AIFA campaigned three years ago to have the FSCS system completely overhauled and successfully saw a new structure and funding system installed.
Since AIFA began campaigning on the FSCS, the banking crisis has led to a collapse in the banking system. This has put a major strain on the FSCS. Currently, IFAs do not contribute towards meeting the costs of the banking crisis but, with the current structure, that may become a possibility in the years ahead. AIFA wishes to see a specific provision established which protects IFA firms from these costs.
The collapse of Square Mile, Pacific & Continental and Keydata in recent times is also a cause for concern. None of these firms were IFA businesses yet IFAs are being asked to pay for their mistakes. AIFA believes these firms should never have been authorised by FSA.

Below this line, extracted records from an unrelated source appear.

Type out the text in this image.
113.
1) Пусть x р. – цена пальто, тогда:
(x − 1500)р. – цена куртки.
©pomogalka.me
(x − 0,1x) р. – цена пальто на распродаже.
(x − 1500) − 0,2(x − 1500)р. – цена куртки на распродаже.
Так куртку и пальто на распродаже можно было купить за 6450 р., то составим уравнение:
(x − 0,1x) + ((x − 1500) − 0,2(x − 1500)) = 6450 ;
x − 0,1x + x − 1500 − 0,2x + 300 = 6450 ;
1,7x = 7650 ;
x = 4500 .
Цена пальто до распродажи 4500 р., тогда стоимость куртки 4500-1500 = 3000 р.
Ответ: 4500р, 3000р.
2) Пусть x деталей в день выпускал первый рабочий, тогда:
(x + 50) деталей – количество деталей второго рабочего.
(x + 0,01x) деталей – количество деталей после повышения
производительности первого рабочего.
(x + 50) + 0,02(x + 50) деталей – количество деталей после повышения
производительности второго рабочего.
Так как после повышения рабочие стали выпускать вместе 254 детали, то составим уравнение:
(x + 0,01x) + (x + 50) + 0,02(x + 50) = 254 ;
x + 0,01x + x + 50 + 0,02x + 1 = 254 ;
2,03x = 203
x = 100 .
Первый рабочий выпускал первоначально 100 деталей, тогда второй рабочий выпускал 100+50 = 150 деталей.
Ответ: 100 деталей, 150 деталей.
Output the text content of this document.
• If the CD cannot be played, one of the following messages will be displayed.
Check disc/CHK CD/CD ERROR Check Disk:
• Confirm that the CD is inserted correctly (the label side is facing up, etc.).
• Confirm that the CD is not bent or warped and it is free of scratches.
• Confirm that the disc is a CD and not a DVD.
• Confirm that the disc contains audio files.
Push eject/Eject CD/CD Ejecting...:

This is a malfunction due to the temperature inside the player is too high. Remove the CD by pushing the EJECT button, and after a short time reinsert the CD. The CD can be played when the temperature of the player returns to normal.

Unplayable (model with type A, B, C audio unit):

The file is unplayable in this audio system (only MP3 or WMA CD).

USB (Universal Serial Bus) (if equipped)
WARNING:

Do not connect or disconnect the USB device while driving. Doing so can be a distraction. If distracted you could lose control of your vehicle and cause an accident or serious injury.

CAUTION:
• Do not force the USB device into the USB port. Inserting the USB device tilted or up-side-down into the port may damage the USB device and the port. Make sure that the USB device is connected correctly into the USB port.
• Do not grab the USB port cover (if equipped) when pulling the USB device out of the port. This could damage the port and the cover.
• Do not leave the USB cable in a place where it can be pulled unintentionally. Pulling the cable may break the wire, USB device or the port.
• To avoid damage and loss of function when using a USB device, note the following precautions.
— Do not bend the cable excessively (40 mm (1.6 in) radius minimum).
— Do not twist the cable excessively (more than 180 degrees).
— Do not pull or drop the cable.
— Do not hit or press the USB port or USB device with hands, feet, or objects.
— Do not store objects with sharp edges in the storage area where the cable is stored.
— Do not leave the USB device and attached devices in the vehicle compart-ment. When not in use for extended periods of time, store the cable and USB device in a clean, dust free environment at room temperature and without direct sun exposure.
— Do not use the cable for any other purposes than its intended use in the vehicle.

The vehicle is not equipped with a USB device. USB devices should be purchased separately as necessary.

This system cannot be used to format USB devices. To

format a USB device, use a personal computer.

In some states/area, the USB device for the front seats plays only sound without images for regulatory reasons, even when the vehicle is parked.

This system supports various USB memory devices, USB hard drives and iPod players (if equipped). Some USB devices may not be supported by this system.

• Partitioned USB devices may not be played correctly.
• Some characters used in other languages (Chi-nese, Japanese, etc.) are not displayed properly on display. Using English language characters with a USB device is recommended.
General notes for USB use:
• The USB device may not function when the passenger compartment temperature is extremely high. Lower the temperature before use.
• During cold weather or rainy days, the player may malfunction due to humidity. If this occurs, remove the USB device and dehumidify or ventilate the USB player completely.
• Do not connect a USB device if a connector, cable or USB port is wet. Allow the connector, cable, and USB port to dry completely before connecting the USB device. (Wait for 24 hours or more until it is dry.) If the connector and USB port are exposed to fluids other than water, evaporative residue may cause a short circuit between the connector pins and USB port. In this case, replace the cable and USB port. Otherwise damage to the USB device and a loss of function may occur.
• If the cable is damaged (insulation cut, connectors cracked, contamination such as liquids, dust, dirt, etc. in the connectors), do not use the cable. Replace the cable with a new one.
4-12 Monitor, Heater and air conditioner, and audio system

Chris Cummings, Director General of AIFA, said: "The FSCS review should focus on recognising the differences in the financial services market and not mixing businesses that are dissimilar. We would however also counsel against introducing false market distinctions and made this point when the ‘investment' class was separated from the ‘life and pensions' class.
"We wish to see a system where the ‘polluter pays' and this can be brought about by focusing on how firms exit the market, through leaving assets behind following an exit audit.
"The review should ensure that all firms within the value chain are recognised - so complaints about a poorly performing product do not only rest with an IFA but also include the product provider.
"Furthermore, the review of the FSCS only makes sense if it is done in association with a review of the FSA's authorisation process. If the regulator was more diligent about allowing firms into regulation, fewer would be so fragile to cause problems for the FSCS to resolve."